El turismo, actividad de capital importancia para el país, enfrenta cada vez mayor competencia de naciones vecinas. La creciente oferta de servicios, acervos culturales y bellezas naturales puestas a disposición del visitante por nuestros competidores exige atención de autoridades y empresarios del sector.
Cuando se habla del tema, las debilidades más discutidas son las relacionadas con las obras de infraestructura y los precios. Mucho se puede hacer para apoyar al sector turístico en esos aspectos, pero sorprende la falta de atención a problemas más básicos, cuya discusión debería estar totalmente superada.

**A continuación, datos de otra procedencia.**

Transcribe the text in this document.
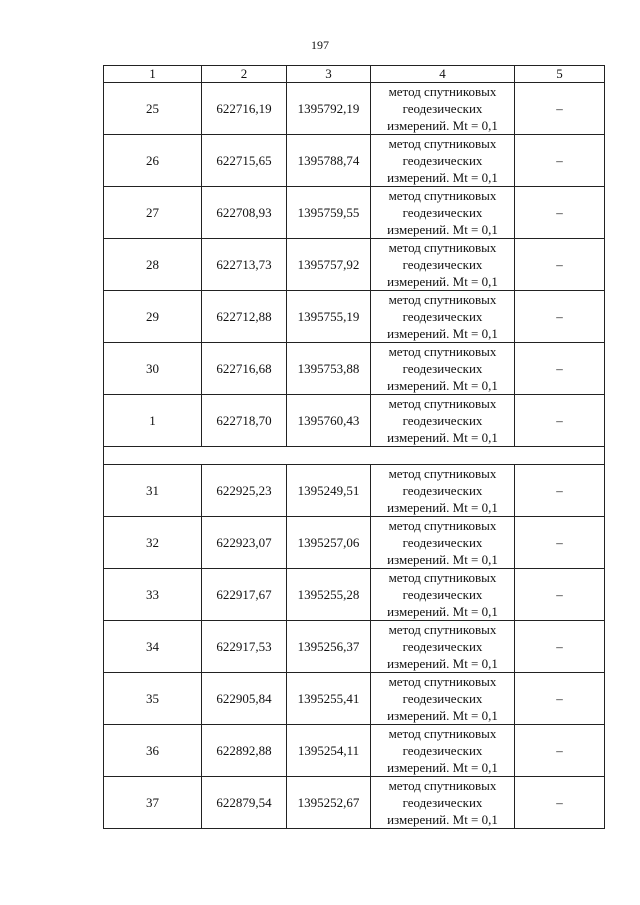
197
1	2	3	4	5
25	622716,19	1395792,19	метод спутниковых
геодезических
измерений. Mt = 0,1	–
26	622715,65	1395788,74	метод спутниковых
геодезических
измерений. Mt = 0,1	–
27	622708,93	1395759,55	метод спутниковых
геодезических
измерений. Mt = 0,1	–
28	622713,73	1395757,92	метод спутниковых
геодезических
измерений. Mt = 0,1	–
29	622712,88	1395755,19	метод спутниковых
геодезических
измерений. Mt = 0,1	–
30	622716,68	1395753,88	метод спутниковых
геодезических
измерений. Mt = 0,1	–
1	622718,70	1395760,43	метод спутниковых
геодезических
измерений. Mt = 0,1	–

31	622925,23	1395249,51	метод спутниковых
геодезических
измерений. Mt = 0,1	–
32	622923,07	1395257,06	метод спутниковых
геодезических
измерений. Mt = 0,1	–
33	622917,67	1395255,28	метод спутниковых
геодезических
измерений. Mt = 0,1	–
34	622917,53	1395256,37	метод спутниковых
геодезических
измерений. Mt = 0,1	–
35	622905,84	1395255,41	метод спутниковых
геодезических
измерений. Mt = 0,1	–
36	622892,88	1395254,11	метод спутниковых
геодезических
измерений. Mt = 0,1	–
37	622879,54	1395252,67	метод спутниковых
геодезических
измерений. Mt = 0,1	–
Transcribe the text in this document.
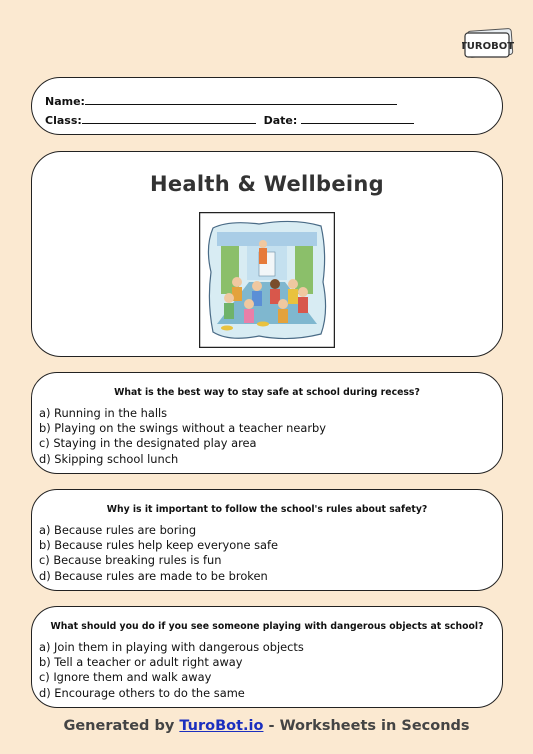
TUROBOT
Name:
Class:	Date:
Health & Wellbeing
What is the best way to stay safe at school during recess?
a) Running in the halls
b) Playing on the swings without a teacher nearby
c) Staying in the designated play area
d) Skipping school lunch
Why is it important to follow the school's rules about safety?
a) Because rules are boring
b) Because rules help keep everyone safe
c) Because breaking rules is fun
d) Because rules are made to be broken
What should you do if you see someone playing with dangerous objects at school?
a) Join them in playing with dangerous objects
b) Tell a teacher or adult right away
c) Ignore them and walk away
d) Encourage others to do the same
Generated by TuroBot.io - Worksheets in Seconds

Uno de ellos es la recepción preparada para el turista en el aeropuerto Juan Santamaría. Las interminables filas ante las ventanillas de Migración son apenas el comienzo. En el interior de la terminal, oficinas de venta de divisas no advierten al turista el tipo de cambio vigente y se le compran los dólares por mucho menos que lo ofrecido en casi cualquier otro lugar. El visitante, sin el conocimiento necesario y convencido de necesitar moneda local para sus primeras horas en el país, aceptará, pero en muy poco tiempo descubrirá la diferencia y difícilmente dejará de sentir enojo. Es un mal comienzo para las vacaciones.
Después de la aduana, a la salida del aeropuerto, el turista se verá inmerso en un mar de gente. Le ofrecerán alquilar un teléfono, taxis autorizados o clandestinos, servicios de maletero y hasta prostitutas. En el tumulto no faltará quien aproveche un descuido para sustraer un bien. También habrá personas que piden ayuda con rótulos escritos en inglés y vendedores de lotería.
La primera experiencia del visitante al aire libre le dará la impresión de un caos, muy distante de la imagen de bucólica serenidad promovida en el extranjero. Para evitar ese trauma, en abril del 2001 se creó la zona de protección y seguridad del aeropuerto, pero no se respeta. Más de un centenar de “gavilanes” acechan al turista en la puerta de entrada al país, a vista y paciencia de autoridades, operadores de servicios legítimos y viajeros.
En algunos casos, la oferta de servicios la hacen personas vestidas con falsos uniformes, diseñados para transmitir confianza a los turistas y convencerlos de abordar un taxi o contratar servicios de maletero. El uniforme se complementa con carnés igualmente falsificados.
Tan grave es el problema que Edwin Retana, fiscal adjunto de Alajuela, habla de un plan para “recuperar” la zona. El funcionario teme que inmersas en el tumulto haya personas vinculadas con estructuras delictivas, pero no lo afirma porque la investigación está en proceso. La iniciativa del fiscal es loable, pero no impide lamentar que el área de protección esté perdida desde hace ya bastante tiempo.
Rafael Mencía, director ejecutivo de la empresa administradora del aeropuerto, celebra la decisión de las autoridades para combatir la “mala imagen” y el “acoso” del cual son víctimas los visitantes. Según Mencía, la insistencia de los “gavilanes” llega hasta el punto de la “agresividad”.
La Fiscalía planea aplicar la ley a quienes operen sin permiso en la zona. El decreto ejecutivo que creó el área de protección prohíbe toda actividad no autorizada en las vías de acceso al aeropuerto y en zonas aledañas; sin embargo, de nada sirve en la actualidad, si alguna vez sirvió.
Costa Rica ha conseguido prestigio internacional como destino turístico, pero no puede dormirse en los laureles. Es preciso discutir la forma de mantener y acrecentar nuestra competitividad. El desarrollo de infraestructura, el mejoramiento de la oferta y los precios deben ser el centro de la discusión. Problemas como los descritos deberían estar solucionados, por básicos y fáciles de enfrentar.